★★★
Directed by Johannes Roberts
Starring Christina Hendricks, Martin Henderson, Bailee Madison, Lewis Pullman
Film Review by Hope Madden
Sequels are hard. Especially when you don’t understand what made the original so unnerving and memorable.
A decade ago, Bryan Bertino released the almost unbearably slow burn of a home invasion film, The Strangers. The underappreciated gem quietly terrified attentive audiences, beginning with the line, “Is Tamara home?”
Director Johannes Roberts (47 Meters Down) and screenwriter Ben Ketai (The Forest) pick up the story of three masked, bloodthirsty youngsters still looking for Tamara.
A loving but bickering family spends the night at a lakeside campground and trailer park. A great deal of exposition ensures that you catch on, but the main gist is this: problem child Kinsey (Bailee Madison) is at odds with her beleaguered parents (Christina Hendricks and Martin Henderson) and her golden-child brother (Lewis Pullman).
Yes, our three masked malcontents have also settled into that same lakeside trailer park, now mainly vacant in the post-season.
Where Bertino’s horror had the languid melancholy of the old country blues tunes scratching away on a turntable, Roberts prefers the power ballads of the early Eighties. In fact, instead of the cinema of the Seventies that inspired Bertino, Roberts prefers 80s fare, from the early MTV soundtrack to the Argento-esque title sequence to the campground setting.

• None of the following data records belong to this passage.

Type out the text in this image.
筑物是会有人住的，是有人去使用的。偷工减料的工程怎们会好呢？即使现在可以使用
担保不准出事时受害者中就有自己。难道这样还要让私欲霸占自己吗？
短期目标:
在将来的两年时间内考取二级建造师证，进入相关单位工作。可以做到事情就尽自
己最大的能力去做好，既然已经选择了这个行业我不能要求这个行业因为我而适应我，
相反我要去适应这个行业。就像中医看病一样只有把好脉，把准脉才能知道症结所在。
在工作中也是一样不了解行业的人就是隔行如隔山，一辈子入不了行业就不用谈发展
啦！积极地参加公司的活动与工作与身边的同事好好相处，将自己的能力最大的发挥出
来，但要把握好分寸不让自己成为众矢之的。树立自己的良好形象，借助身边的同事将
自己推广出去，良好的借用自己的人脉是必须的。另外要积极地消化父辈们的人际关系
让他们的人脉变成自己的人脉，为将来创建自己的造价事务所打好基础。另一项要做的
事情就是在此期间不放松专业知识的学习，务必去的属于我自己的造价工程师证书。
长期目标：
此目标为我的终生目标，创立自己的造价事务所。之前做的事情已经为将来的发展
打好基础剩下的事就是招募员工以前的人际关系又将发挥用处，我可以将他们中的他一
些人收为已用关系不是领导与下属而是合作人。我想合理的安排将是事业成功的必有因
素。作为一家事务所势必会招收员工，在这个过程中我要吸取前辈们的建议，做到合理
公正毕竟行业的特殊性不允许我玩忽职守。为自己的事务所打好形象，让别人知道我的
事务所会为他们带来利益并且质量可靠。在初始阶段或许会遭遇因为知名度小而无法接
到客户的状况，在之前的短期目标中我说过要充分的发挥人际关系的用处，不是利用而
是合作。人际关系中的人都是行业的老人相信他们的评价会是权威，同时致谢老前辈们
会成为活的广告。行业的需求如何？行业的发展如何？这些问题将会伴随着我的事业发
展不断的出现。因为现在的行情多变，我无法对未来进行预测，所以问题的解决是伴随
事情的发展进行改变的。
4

This is a self-conscious slasher with jump scares, frequent bloodletting and a marauder who is profoundly difficult to kill.
Roberts borrows a lot. Not just from Bertino’s original, but also scads of other horror gems from across the eras (Texas Chainsaw Massacre, The Town that Dreaded Sundown, Friday the 13th, Bava’s Carnage and so many more).
And while cinematographer Ryan Samul cannot grip you with dread the way Peter Sova’s creeping camera and quiet wide shots did ten years back, he can frame a shot.
That shot 1) has usually been lifted from another source, and 2) often contains a nearly-ludicrous image. Still, there are more than a few beautifully macabre sequences in this movie. One poolside episode is particularly impressive.
Still, the main problem with The Strangers: Prey at Night is that it gets comfortable in clichés, where the stinging original subverted them. That doesn’t make it a bad movie. It’s not. It’s a nasty little piece of entertainment, unoriginal but competent.
And you cannot expect originality from a sequel, of course. You just hope it can be memorable. The Strangers: Prey at Night is not.